O primeiro-secretário, deputado Max Russi (PSB), disse que os 24 parlamentares coadunam com as homenagens ao Tribunal Regional Eleitoral pela condução do processo eleitoral de 2022. Segundo ele, ao fortalecer a Justiça Eleitoral, a democracia sai mais robusta, permitindo que o pleito seja mais isonômico.
“O nosso TRE, de forma muito autônoma, conduziu as eleições sem incidentes. Foi uma eleição limpa e transparente. Houve a participação de todos os partidos com igualdade no pleito. O processo foi justo e democrático. Por isso a comenda é um dos meios para reconhecer o trabalho realizado de forma imparcial”, disse Russi.
O juiz substituto do TRE, Abel Sguarezi, um dos homenageados, afirmou que é “ a maior gratidão dos membros do Tribunal receber as homenagens e serem reconhecidos com a comenda. É uma honraria que ficará por toda a eternidade. A Assembleia, que representa o povo, está condecorando os membros do TRE pelos trabalhos realizados nas eleições de 2022”, explicou Sguarezi.
A Comenda Dante de Oliveira é uma das mais altas honrarias concedidas pelo Parlamento estadual e foi instituída pela ALMT com o intuito de homenagear pessoas com destaque nas áreas de direitos humanos, democracia e da cidadania do Estado.
Vale destacar que no último biênio (2021/2022) o TRE e a Assembleia Legislativa firmaram parcerias com o objetivo de fortalecer a democracia como, por exemplo, em mutirões à regularização de títulos de eleitor, em campanhas voltadas à importância do voto e ainda na cobertura e transmissão da apuração e resultado das eleições pela TV Assembleia (canal 30.1).
Veja a lista dos desembargadores, juízes titulares, substitutos e auxiliares do TRE, do último biênio, que receberam a Comenda Dante de Oliveira:
Desembargador Carlos Alberto Alves da Rocha.
Desembargador Marcos Henrique Machado – representado pela filha Mariana Machado.
Desembargadora Nilza Maria Pôssas de Carvalho.
Desembargadora Ana Cristina Silva Mendes.
Juiz auxiliar da Corregedoria do TRE, Antônio Veloso Peleja Júnior – representado por Bruno de O. Marques.
Juiz-auxiliar da presidência do TER, desembargador Bruno de D’Oliveira Marques.
Juiz-membro substituto do TRE, Abel Sguarezi.
Juiz-membro do TRE, Eustáquio Inácio de Noronha Neto.
Juiz-membro do TRE, Jackson Francisco Coleta Coutinho.
Juiz-membro do TRE, juiz José Luiz Leite Lindote.

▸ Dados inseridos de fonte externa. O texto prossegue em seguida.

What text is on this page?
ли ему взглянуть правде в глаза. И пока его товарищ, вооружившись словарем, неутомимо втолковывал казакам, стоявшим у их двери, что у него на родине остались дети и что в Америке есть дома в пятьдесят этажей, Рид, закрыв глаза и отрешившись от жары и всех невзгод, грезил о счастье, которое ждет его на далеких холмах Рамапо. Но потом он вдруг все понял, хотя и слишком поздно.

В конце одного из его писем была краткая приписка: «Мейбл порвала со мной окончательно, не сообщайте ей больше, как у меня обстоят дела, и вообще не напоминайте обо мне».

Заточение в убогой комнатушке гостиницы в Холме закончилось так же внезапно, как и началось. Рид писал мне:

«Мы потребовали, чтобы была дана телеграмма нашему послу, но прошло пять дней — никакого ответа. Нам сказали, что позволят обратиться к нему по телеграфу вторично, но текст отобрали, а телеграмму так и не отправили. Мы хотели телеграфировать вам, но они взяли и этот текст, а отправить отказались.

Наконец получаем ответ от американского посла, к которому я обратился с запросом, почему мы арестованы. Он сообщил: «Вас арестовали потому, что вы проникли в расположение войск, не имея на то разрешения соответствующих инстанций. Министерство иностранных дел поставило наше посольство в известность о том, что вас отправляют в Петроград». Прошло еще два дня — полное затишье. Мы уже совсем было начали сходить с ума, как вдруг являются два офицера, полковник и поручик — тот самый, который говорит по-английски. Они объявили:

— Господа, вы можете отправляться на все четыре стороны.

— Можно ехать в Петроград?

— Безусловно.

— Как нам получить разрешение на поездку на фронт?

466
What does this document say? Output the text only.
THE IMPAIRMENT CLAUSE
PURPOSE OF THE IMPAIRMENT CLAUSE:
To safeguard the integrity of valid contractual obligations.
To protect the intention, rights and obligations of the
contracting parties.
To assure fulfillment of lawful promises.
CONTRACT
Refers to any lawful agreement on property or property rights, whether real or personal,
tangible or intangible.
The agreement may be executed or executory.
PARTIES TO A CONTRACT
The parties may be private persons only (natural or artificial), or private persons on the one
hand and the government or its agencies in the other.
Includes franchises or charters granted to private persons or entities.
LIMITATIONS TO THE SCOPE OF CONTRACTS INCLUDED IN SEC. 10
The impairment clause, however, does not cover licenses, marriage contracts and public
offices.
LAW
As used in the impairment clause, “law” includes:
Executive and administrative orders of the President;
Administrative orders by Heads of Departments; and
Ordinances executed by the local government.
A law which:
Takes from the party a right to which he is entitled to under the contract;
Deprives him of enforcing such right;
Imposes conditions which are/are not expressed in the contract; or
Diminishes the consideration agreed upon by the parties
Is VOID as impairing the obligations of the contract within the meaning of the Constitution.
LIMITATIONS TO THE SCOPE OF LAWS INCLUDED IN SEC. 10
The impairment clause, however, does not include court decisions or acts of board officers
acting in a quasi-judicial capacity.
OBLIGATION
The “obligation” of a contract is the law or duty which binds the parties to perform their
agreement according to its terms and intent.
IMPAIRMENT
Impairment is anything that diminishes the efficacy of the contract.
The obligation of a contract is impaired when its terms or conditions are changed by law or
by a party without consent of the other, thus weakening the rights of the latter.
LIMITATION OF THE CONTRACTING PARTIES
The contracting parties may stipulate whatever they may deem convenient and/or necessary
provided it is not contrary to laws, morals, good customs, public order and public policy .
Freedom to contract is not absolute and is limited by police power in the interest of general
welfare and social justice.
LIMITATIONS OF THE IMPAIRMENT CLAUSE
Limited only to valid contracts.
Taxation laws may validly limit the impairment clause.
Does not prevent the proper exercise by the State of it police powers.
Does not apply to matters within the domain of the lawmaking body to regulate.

Juiz-membro do TRE, Luiz Octávio Oliveira Saboia Ribeiro.
Juiz-membro substituto do TRE, Pérsio Oliveira Landim.
Juiz-membro substituto do Tribunal Regional Eleitoral de Mato Grosso, Sebastião de Arruda Almeida.
Secretaria de Comunicação Social
Política
Sancionada lei que autoriza zerar ‘taxa das blusinhas’ até US$ 50
A Presidência da República sancionou a lei que põe fim à taxa das blusinhas. Publicada na edição extra do Diário Oficial da União da quinta-feira (10), a Lei 15.502 autoriza a redução a zero no Imposto de Importação em compras internacionais de até US$ 50 (em torno de R$ 260).
O texto altera o Decreto-Lei 1.804, de 1980, e autoriza o ministro da Fazenda a modificar as alíquotas do Imposto de Importação no Regime de Tributação Simplificada (RTS). As alíquotas poderão ser reduzidas a zero na faixa de tributação de até US$ 50, e a 30% na faixa de até US$ 3 mil. A legislação anterior estabelecia alíquota de 20% para remessas de até US$ 50 e de 60% para compras de até US$ 3 mil, além do ICMS.
As compras internacionais continuam sujeitas ao Imposto sobre Circulação de Mercadorias e Serviços (ICMS), com alíquotas definidas pelos estados e pelo Distrito Federal.
O texto também autoriza o Ministério da Fazenda a estabelecer alíquotas diferentes segundo dois critérios: a forma de transporte da encomenda (remessa postal ou expressa) e a adesão ou não ao programa de conformidade da Receita Federal. A remessa postal é aquela transportada pelos Correios. Já a remessa expressa é enviada por empresas privadas de courier, em serviço aéreo ou com entrega porta a porta. A inclusão desse dispositivo não modifica imediatamente a tributação, mas permite que o governo diferencie futuramente as alíquotas aplicadas a cada modalidade.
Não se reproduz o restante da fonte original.